In the Indian National Congress, it has long been believed that Priyanka Gandhi has greater political maturity, communication style and echoes of Indira Gandhi. Yet, leadership and succession have always revolved around Rahul Gandhi. Similarly, the Bharatiya Janata Party, has never appointed a woman as national president, even with leaders like Sushma Swaraj, Nirmala Sitharaman, Vasundhara Raje, and Uma Bharti.
Thus, whether it is Mamata Banerjee, Mayawati, or national parties like Congress and BJP, regardless of the public face, be it male or female, but decisive power and succession remain mostly with men.
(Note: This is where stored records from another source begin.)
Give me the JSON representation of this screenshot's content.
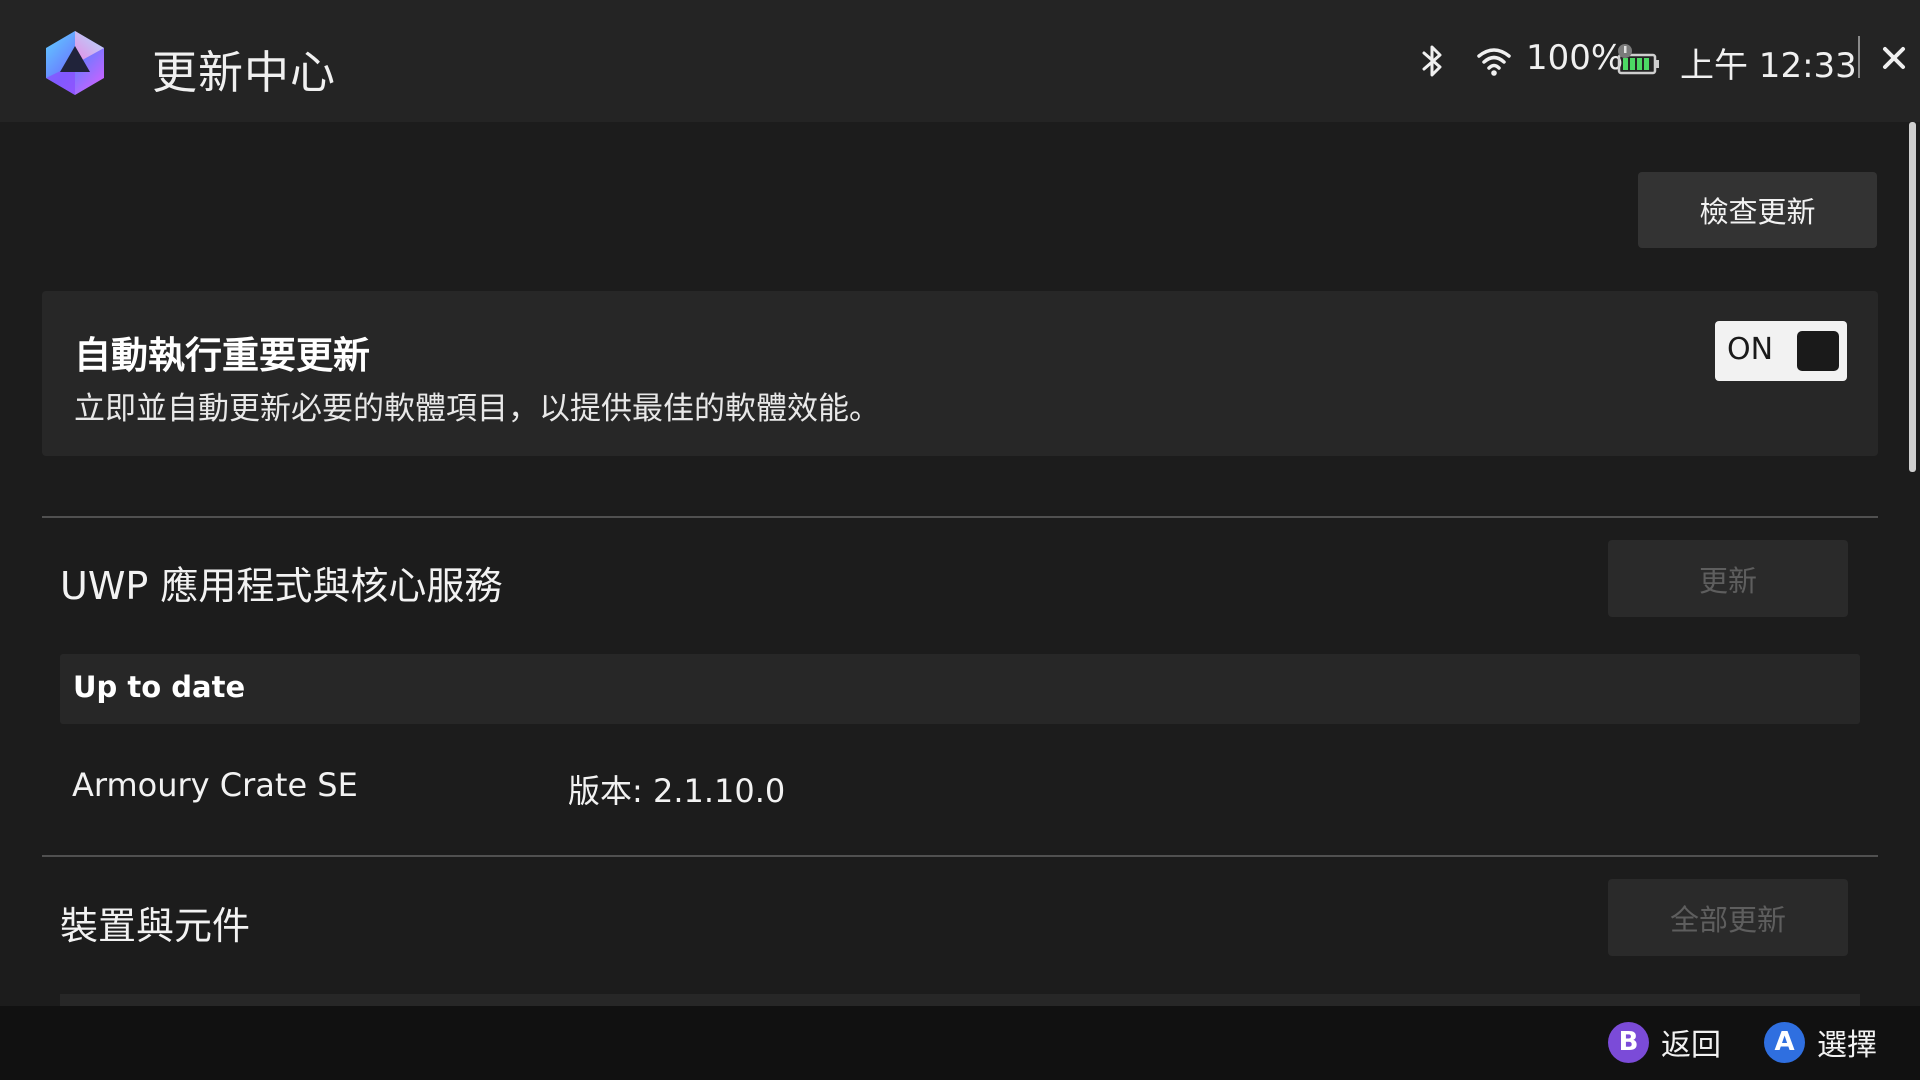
{
  "header": {
    "title": "更新中心",
    "battery_percent": "100%",
    "time": "上午 12:33"
  },
  "toolbar": {
    "check_updates_label": "檢查更新"
  },
  "auto_update": {
    "title": "自動執行重要更新",
    "description": "立即並自動更新必要的軟體項目，以提供最佳的軟體效能。",
    "toggle_label": "ON",
    "enabled": true
  },
  "uwp_section": {
    "title": "UWP 應用程式與核心服務",
    "update_button_label": "更新",
    "status": "Up to date",
    "items": [
      {
        "name": "Armoury Crate SE",
        "version": "版本: 2.1.10.0"
      }
    ]
  },
  "devices_section": {
    "title": "裝置與元件",
    "update_all_button_label": "全部更新"
  },
  "footer": {
    "hints": [
      {
        "button": "B",
        "label": "返回",
        "color": "#7b4bd8"
      },
      {
        "button": "A",
        "label": "選擇",
        "color": "#2f6fe0"
      }
    ]
  },
  "colors": {
    "background": "#1c1c1c",
    "header_background": "#242424",
    "card_background": "#272727",
    "footer_background": "#111111",
    "battery_green": "#4cd964"
  },
  "icons": {
    "app_logo": "armoury-crate-logo",
    "bluetooth": "bluetooth-icon",
    "wifi": "wifi-icon",
    "battery": "battery-icon",
    "close": "close-icon"
  }
}
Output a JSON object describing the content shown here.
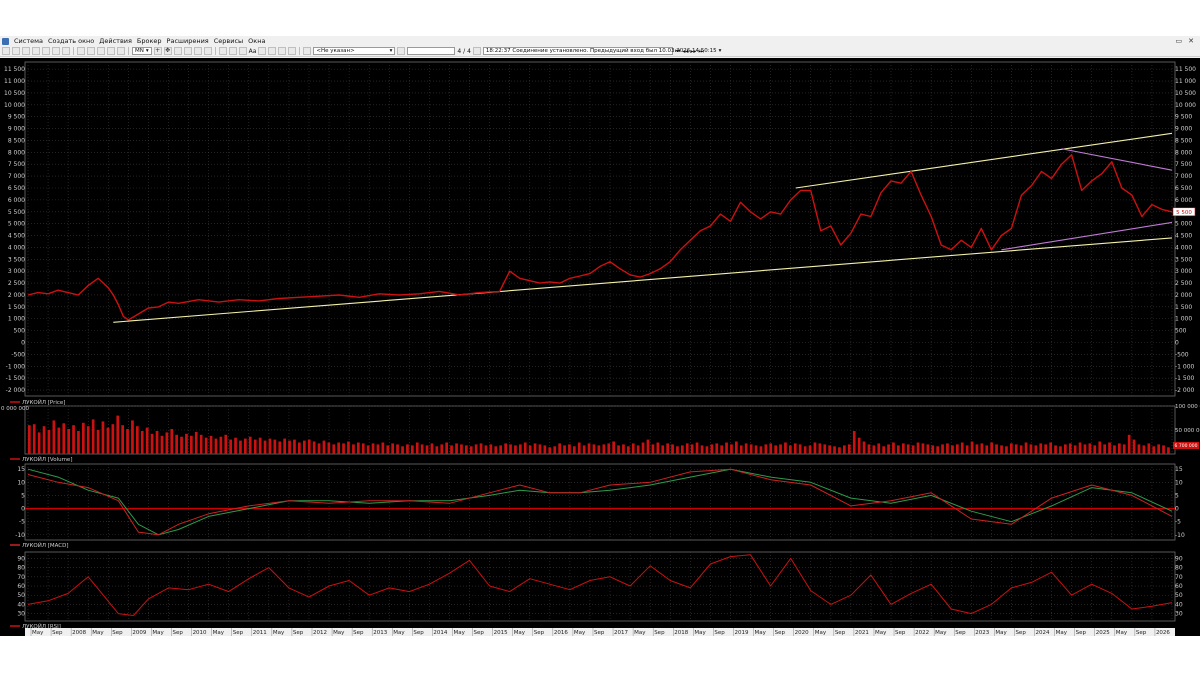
{
  "menu": [
    "Система",
    "Создать окно",
    "Действия",
    "Брокер",
    "Расширения",
    "Сервисы",
    "Окна"
  ],
  "toolbar": {
    "timeframe": "MN",
    "font_btn": "Aa",
    "account_placeholder": "<Не указан>",
    "pages": "4 / 4",
    "status": "18:22:37  Соединение установлено. Предыдущий вход был 10.03.2026 14:50:15"
  },
  "window_controls": {
    "restore": "▭",
    "close": "✕"
  },
  "colors": {
    "price": "#cc1111",
    "volume": "#cc1111",
    "macd": "#cc2222",
    "signal": "#2f9a4a",
    "rsi": "#cc1111",
    "trend_yellow": "#f3f0a8",
    "trend_violet": "#c07ad6",
    "grid": "#3a3a3a",
    "axis_text": "#cfcfcf",
    "panel_border": "#6d6d6d",
    "zero_line": "#cc0000"
  },
  "chart_data": [
    {
      "type": "line",
      "label": "ЛУКОЙЛ [Price]",
      "last_value": "5 500",
      "y_ticks": [
        "11 500",
        "11 000",
        "10 500",
        "10 000",
        "9 500",
        "9 000",
        "8 500",
        "8 000",
        "7 500",
        "7 000",
        "6 500",
        "6 000",
        "5 500",
        "5 000",
        "4 500",
        "4 000",
        "3 500",
        "3 000",
        "2 500",
        "2 000",
        "1 500",
        "1 000",
        "500",
        "0",
        "-500",
        "-1 000",
        "-1 500",
        "-2 000"
      ],
      "ylim": [
        -2250,
        11800
      ],
      "x": [
        0,
        2,
        4,
        6,
        8,
        10,
        12,
        14,
        15,
        16,
        17,
        18,
        19,
        20,
        22,
        24,
        26,
        28,
        30,
        34,
        38,
        42,
        46,
        50,
        54,
        58,
        62,
        66,
        70,
        74,
        78,
        82,
        86,
        90,
        94,
        96,
        98,
        100,
        102,
        104,
        106,
        108,
        110,
        112,
        114,
        116,
        118,
        120,
        122,
        124,
        126,
        128,
        130,
        132,
        134,
        136,
        138,
        140,
        142,
        144,
        146,
        148,
        150,
        152,
        154,
        156,
        158,
        160,
        162,
        164,
        166,
        168,
        170,
        172,
        174,
        176,
        178,
        180,
        182,
        184,
        186,
        188,
        190,
        192,
        194,
        196,
        198,
        200,
        202,
        204,
        206,
        208,
        210,
        212,
        214,
        216,
        218,
        220,
        222,
        224,
        226,
        228
      ],
      "values": [
        2000,
        2100,
        2050,
        2200,
        2100,
        2000,
        2400,
        2700,
        2500,
        2300,
        2000,
        1600,
        1100,
        950,
        1200,
        1450,
        1500,
        1700,
        1650,
        1800,
        1700,
        1800,
        1750,
        1850,
        1900,
        1950,
        2000,
        1900,
        2050,
        2000,
        2050,
        2150,
        2000,
        2100,
        2150,
        3000,
        2700,
        2600,
        2500,
        2550,
        2500,
        2700,
        2800,
        2900,
        3200,
        3400,
        3100,
        2850,
        2750,
        2900,
        3100,
        3400,
        3900,
        4300,
        4700,
        4900,
        5400,
        5100,
        5900,
        5500,
        5200,
        5500,
        5400,
        6000,
        6400,
        6400,
        4700,
        4900,
        4100,
        4600,
        5400,
        5300,
        6300,
        6800,
        6700,
        7200,
        6200,
        5300,
        4100,
        3900,
        4300,
        4000,
        4800,
        3900,
        4500,
        4800,
        6200,
        6600,
        7200,
        6900,
        7500,
        7900,
        6400,
        6800,
        7100,
        7600,
        6500,
        6200,
        5300,
        5800,
        5600,
        5500
      ]
    },
    {
      "type": "bar",
      "label": "ЛУКОЙЛ [Volume]",
      "y_ticks": [
        "100 000 000",
        "50 000 000"
      ],
      "left_tick": "0 000 000",
      "last_value": "6 700 000",
      "ylim": [
        0,
        100000000
      ],
      "values": [
        60,
        62,
        45,
        58,
        50,
        70,
        55,
        64,
        52,
        60,
        48,
        65,
        58,
        72,
        50,
        68,
        55,
        62,
        80,
        60,
        52,
        70,
        58,
        48,
        55,
        42,
        48,
        38,
        45,
        52,
        40,
        36,
        42,
        38,
        46,
        40,
        34,
        38,
        32,
        36,
        40,
        30,
        34,
        28,
        32,
        36,
        30,
        34,
        28,
        32,
        30,
        26,
        32,
        28,
        30,
        24,
        28,
        30,
        26,
        22,
        28,
        24,
        20,
        24,
        22,
        26,
        20,
        24,
        22,
        18,
        22,
        20,
        24,
        18,
        22,
        20,
        16,
        20,
        18,
        24,
        20,
        18,
        22,
        16,
        20,
        24,
        18,
        22,
        20,
        18,
        16,
        20,
        22,
        18,
        20,
        16,
        18,
        22,
        20,
        18,
        20,
        24,
        18,
        22,
        20,
        18,
        14,
        16,
        22,
        18,
        20,
        16,
        24,
        18,
        22,
        20,
        18,
        20,
        22,
        26,
        18,
        20,
        16,
        22,
        18,
        24,
        30,
        20,
        24,
        18,
        22,
        20,
        16,
        18,
        22,
        20,
        24,
        18,
        16,
        20,
        22,
        18,
        24,
        20,
        26,
        18,
        22,
        20,
        18,
        16,
        20,
        22,
        18,
        20,
        24,
        18,
        22,
        20,
        16,
        18,
        24,
        22,
        20,
        18,
        16,
        14,
        18,
        20,
        48,
        34,
        26,
        20,
        18,
        22,
        16,
        20,
        24,
        18,
        22,
        20,
        18,
        24,
        22,
        20,
        18,
        16,
        20,
        22,
        18,
        20,
        24,
        18,
        26,
        20,
        22,
        18,
        24,
        20,
        18,
        16,
        22,
        20,
        18,
        24,
        20,
        18,
        22,
        20,
        24,
        18,
        16,
        20,
        22,
        18,
        24,
        20,
        22,
        18,
        26,
        20,
        24,
        18,
        22,
        20,
        40,
        30,
        20,
        18,
        22,
        16,
        20,
        18,
        14
      ]
    },
    {
      "type": "line",
      "label": "ЛУКОЙЛ [MACD]",
      "y_ticks": [
        "15",
        "10",
        "5",
        "0",
        "-5",
        "-10"
      ],
      "ylim": [
        -12,
        17
      ],
      "x": [
        0,
        6,
        12,
        18,
        22,
        26,
        30,
        36,
        44,
        52,
        60,
        68,
        76,
        84,
        92,
        98,
        104,
        110,
        116,
        124,
        132,
        140,
        148,
        156,
        164,
        172,
        180,
        188,
        196,
        204,
        212,
        220,
        228
      ],
      "series": [
        {
          "name": "MACD",
          "values": [
            13,
            10,
            8,
            3,
            -9,
            -10,
            -6,
            -2,
            1,
            3,
            2,
            3,
            3,
            2,
            6,
            9,
            6,
            6,
            9,
            10,
            14,
            15,
            11,
            9,
            1,
            3,
            6,
            -4,
            -6,
            4,
            9,
            5,
            -3
          ]
        },
        {
          "name": "Signal",
          "values": [
            15,
            12,
            7,
            4,
            -6,
            -10,
            -8,
            -3,
            0,
            3,
            3,
            2,
            3,
            3,
            5,
            7,
            6,
            6,
            7,
            9,
            12,
            15,
            12,
            10,
            4,
            2,
            5,
            -1,
            -5,
            1,
            8,
            6,
            -1
          ]
        }
      ],
      "zero": 0
    },
    {
      "type": "line",
      "label": "ЛУКОЙЛ [RSI]",
      "y_ticks": [
        "90",
        "80",
        "70",
        "60",
        "50",
        "40",
        "30"
      ],
      "ylim": [
        22,
        97
      ],
      "x": [
        0,
        4,
        8,
        12,
        15,
        18,
        21,
        24,
        28,
        32,
        36,
        40,
        44,
        48,
        52,
        56,
        60,
        64,
        68,
        72,
        76,
        80,
        84,
        88,
        92,
        96,
        100,
        104,
        108,
        112,
        116,
        120,
        124,
        128,
        132,
        136,
        140,
        144,
        148,
        152,
        156,
        160,
        164,
        168,
        172,
        176,
        180,
        184,
        188,
        192,
        196,
        200,
        204,
        208,
        212,
        216,
        220,
        224,
        228
      ],
      "series": [
        {
          "name": "RSI",
          "values": [
            40,
            44,
            52,
            70,
            50,
            30,
            28,
            46,
            58,
            56,
            62,
            54,
            68,
            80,
            58,
            48,
            60,
            66,
            50,
            58,
            54,
            62,
            74,
            88,
            60,
            54,
            68,
            62,
            56,
            66,
            70,
            60,
            82,
            66,
            58,
            84,
            92,
            94,
            60,
            90,
            55,
            40,
            50,
            72,
            40,
            52,
            62,
            35,
            30,
            40,
            58,
            64,
            75,
            50,
            62,
            52,
            35,
            38,
            42
          ]
        }
      ]
    }
  ],
  "x_axis": {
    "labels": [
      "May",
      "Sep",
      "2008",
      "May",
      "Sep",
      "2009",
      "May",
      "Sep",
      "2010",
      "May",
      "Sep",
      "2011",
      "May",
      "Sep",
      "2012",
      "May",
      "Sep",
      "2013",
      "May",
      "Sep",
      "2014",
      "May",
      "Sep",
      "2015",
      "May",
      "Sep",
      "2016",
      "May",
      "Sep",
      "2017",
      "May",
      "Sep",
      "2018",
      "May",
      "Sep",
      "2019",
      "May",
      "Sep",
      "2020",
      "May",
      "Sep",
      "2021",
      "May",
      "Sep",
      "2022",
      "May",
      "Sep",
      "2023",
      "May",
      "Sep",
      "2024",
      "May",
      "Sep",
      "2025",
      "May",
      "Sep",
      "2026"
    ]
  }
}
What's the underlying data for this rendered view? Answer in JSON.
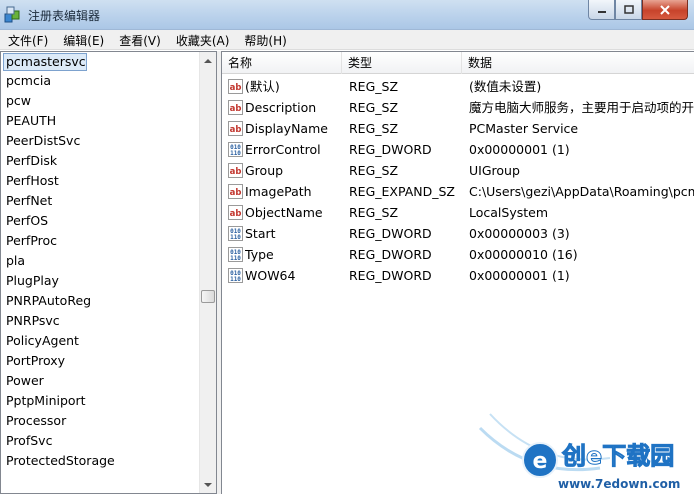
{
  "window": {
    "title": "注册表编辑器"
  },
  "menu": [
    "文件(F)",
    "编辑(E)",
    "查看(V)",
    "收藏夹(A)",
    "帮助(H)"
  ],
  "tree": {
    "selected": "pcmastersvc",
    "items": [
      "pcmcia",
      "pcw",
      "PEAUTH",
      "PeerDistSvc",
      "PerfDisk",
      "PerfHost",
      "PerfNet",
      "PerfOS",
      "PerfProc",
      "pla",
      "PlugPlay",
      "PNRPAutoReg",
      "PNRPsvc",
      "PolicyAgent",
      "PortProxy",
      "Power",
      "PptpMiniport",
      "Processor",
      "ProfSvc",
      "ProtectedStorage"
    ]
  },
  "columns": {
    "name": "名称",
    "type": "类型",
    "data": "数据"
  },
  "values": [
    {
      "icon": "string-value-icon",
      "name": "(默认)",
      "type": "REG_SZ",
      "data": "(数值未设置)"
    },
    {
      "icon": "string-value-icon",
      "name": "Description",
      "type": "REG_SZ",
      "data": "魔方电脑大师服务，主要用于启动项的开机"
    },
    {
      "icon": "string-value-icon",
      "name": "DisplayName",
      "type": "REG_SZ",
      "data": "PCMaster Service"
    },
    {
      "icon": "binary-value-icon",
      "name": "ErrorControl",
      "type": "REG_DWORD",
      "data": "0x00000001 (1)"
    },
    {
      "icon": "string-value-icon",
      "name": "Group",
      "type": "REG_SZ",
      "data": "UIGroup"
    },
    {
      "icon": "string-value-icon",
      "name": "ImagePath",
      "type": "REG_EXPAND_SZ",
      "data": "C:\\Users\\gezi\\AppData\\Roaming\\pcma"
    },
    {
      "icon": "string-value-icon",
      "name": "ObjectName",
      "type": "REG_SZ",
      "data": "LocalSystem"
    },
    {
      "icon": "binary-value-icon",
      "name": "Start",
      "type": "REG_DWORD",
      "data": "0x00000003 (3)"
    },
    {
      "icon": "binary-value-icon",
      "name": "Type",
      "type": "REG_DWORD",
      "data": "0x00000010 (16)"
    },
    {
      "icon": "binary-value-icon",
      "name": "WOW64",
      "type": "REG_DWORD",
      "data": "0x00000001 (1)"
    }
  ],
  "watermark": {
    "brand": "创e下载园",
    "url": "www.7edown.com"
  }
}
Though women mobilise movements, collect votes, and develop narratives, but the final power remains in male hands.
Mamata Banerjee promotes her nephew Abhishek Banerjee, Mayawati promotes Akash Anand, and Sharad Pawar prioritises his nephew Ajit Pawar over his daughter Supriya Sule. In the DMK, M. Karunanidhi’s decision to elevate M. K. Stalin while sidelining M. K. Azhagiri triggered family conflict, even as Kanimozhi remained outside the succession frame.
Ultimately, patriarchy’s victims are not just Rohini Acharya or Misa Bharti, but they are women across India’s regional and national parties.
Manikant Thakur argues that these roots are very deeply ingrained. He believes Rohini’s outspokenness will not shift the RJD’s vote base or make supporters accept a daughter over Tejashwi. He also feels Lalu and Rabri, even if they wished otherwise, cannot reject Tejashwi’s leadership.
The chaos within Lalu Prasad Yadav’s family has also been used by political opponents, who continue to target Lalu and Tejashwi over corruption and dynastic politics. However, Lalu now faces accusations of being anti-daughter.
Recently, when Lalu underwent eye surgery in Delhi, Misa Bharti accompanied him. BJP spokesperson Neeraj Kumar mocked the situation on X (formerly Twitter), writing: when Lalu needed a kidney, daughter Rohini donated one; when he needed eye surgery, daughter Misa was by his side. But when it comes to inheritance, be it property or party, only Tejashwi is remembered. Is this not anti-daughter, anti-woman thinking? A stark gap between Lalu’s words and actions.